Everything right now feels tentative, uncertain, transitional.  It’s not fully spring yet, but we’re basically out of winter.  I’m a full time professional but I am also a writer.  My children are tweens and teens, and their departure from my daily life looms on the horizon, but they are still here and they still need me (they need me even as they separate, and yes, sometimes it hurts a lot).  Everything feels like it’s in flux, though even as I write that I realize it almost always feels that way.

The one constant is change, no?  Like all cliches, that one has roots in deep truth.

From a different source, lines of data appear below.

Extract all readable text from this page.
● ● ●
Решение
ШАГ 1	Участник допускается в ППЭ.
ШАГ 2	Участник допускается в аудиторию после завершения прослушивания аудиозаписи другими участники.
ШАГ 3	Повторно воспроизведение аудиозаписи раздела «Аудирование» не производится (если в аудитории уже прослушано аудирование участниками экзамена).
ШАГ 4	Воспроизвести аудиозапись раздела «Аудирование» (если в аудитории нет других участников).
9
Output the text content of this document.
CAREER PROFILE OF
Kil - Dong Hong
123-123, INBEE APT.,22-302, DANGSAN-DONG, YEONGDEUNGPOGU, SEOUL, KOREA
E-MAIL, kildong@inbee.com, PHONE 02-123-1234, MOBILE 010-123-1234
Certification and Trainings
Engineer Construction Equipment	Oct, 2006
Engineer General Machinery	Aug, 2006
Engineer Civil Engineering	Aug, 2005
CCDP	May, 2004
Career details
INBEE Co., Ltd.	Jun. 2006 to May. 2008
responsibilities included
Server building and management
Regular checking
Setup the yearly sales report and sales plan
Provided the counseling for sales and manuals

I’ve never been fond of change.  And transition and the in-between is a place of discomfort for me. I’ve written before about my attraction to liminal worlds – the borders between light and dark, sea and land, day and night, child and adult.  Is it inconsistent for me to like those edges, and to acknowledge, for example, that it is dark that gives light its meaning, but to dislike change?  I don’t know.  Perhaps both of those things can be true.  Many years ago I was talking to someone who was talking about how she knew she’d be happy when X or Y was true.  Even then – I was in my early 20s – I recognized the fallacy of this way of thinking, and swore never to adopt it. Postponing living until some X or Y are achieved is a recipe or unhappiness and torment. I knew that then, and I know that now.

One thing I’m certain about is that the in-between is where life is lived. There is no arrival.  There is only getting there. It’s in the whitewater after a wave crashes that we see pieces of mica glittering. The tide is always going in and out. We are always in between, and so I wonder why some times feel more that way than others. I don’t have an answer for that. Right now is such a time for me. Learning to live with that truth, the fundamental instability of this human experience, is one of our central tasks.  That I know.

I know all that, and I still find it difficult.